En ese estado de cosas, los ojos del arte pocas veces volteaban a mirar con seriedad a esa joven audiencia, además muy acotada por su escaso o nulo poder adquisitivo. En primera instancia, las grandes obras del canon infantil —Perrault, Los hermanos Grimm, y aun antes, Las mil y una noches—, no eran lecturas que se consideraban hechas para los niños, sino pertenecientes a las tradiciones folclóricas de los diferentes países y así eran presentadas. Fue hasta mediados del siglo 19 que comenzaron a percibirse como historias aptas para la infancia y ya para el siglo 20 se entendían como parte fundamental del canon, bajo la etiqueta de “cuentos de hadas”. Para precisar cómo la visión era muy distinta, baste decir que Perrault lanzó su primera colección de relatos pensando en satisfacer a un público cortesano. Las mismas fábulas de Esopo no tenían como destinatarios a los niños sino a los ciudadanos griegos, quienes podían servirse de las moralejas así transmitidas. Mucha de esta tradición didáctica se conserva en lo que hoy conocemos como literatura para jóvenes audiencias.

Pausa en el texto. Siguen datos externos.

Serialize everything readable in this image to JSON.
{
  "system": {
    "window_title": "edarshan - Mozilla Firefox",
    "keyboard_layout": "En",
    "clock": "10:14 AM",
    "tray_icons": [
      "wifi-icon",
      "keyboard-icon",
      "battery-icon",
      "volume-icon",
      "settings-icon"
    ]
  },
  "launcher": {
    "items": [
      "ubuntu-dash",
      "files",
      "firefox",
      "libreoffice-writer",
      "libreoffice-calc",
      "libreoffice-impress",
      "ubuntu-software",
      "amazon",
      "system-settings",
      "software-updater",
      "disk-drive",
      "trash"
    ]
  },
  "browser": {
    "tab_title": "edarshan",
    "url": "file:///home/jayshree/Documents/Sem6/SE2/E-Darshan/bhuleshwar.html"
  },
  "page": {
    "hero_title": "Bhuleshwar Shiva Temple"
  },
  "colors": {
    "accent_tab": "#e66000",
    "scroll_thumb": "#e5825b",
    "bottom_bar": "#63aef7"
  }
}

En los años 70, Bruno Bettelheim, con su libro "Psicoanálisis de los cuentos de hadas", nos hizo ver la importancia que los relatos infantiles tienen para el desarrollo psíquico y moral de los niños. Historias que a través de generaciones de escucha de relatos orales decantaban de estos sus elementos más llamativos, que coincidían con la expresión de conflictos emocionales relevantes para quienes recién se enfrentan al mundo y necesitan ver reflejadas las emociones que acompañan a todo ser humano en sus primeros años: los temores (Hansel y Grettel), la prevalencia del bien sobre el mal (Blanca Nieves), la injusticia (La Cenicienta), la necesidad de postergar la satisfacción en pos de un bien mayor (El Gato con botas) y finalmente la esperanza en que el futuro le depara felicidad, a pesar de las tribulaciones que pudiera pasar en su vida presente.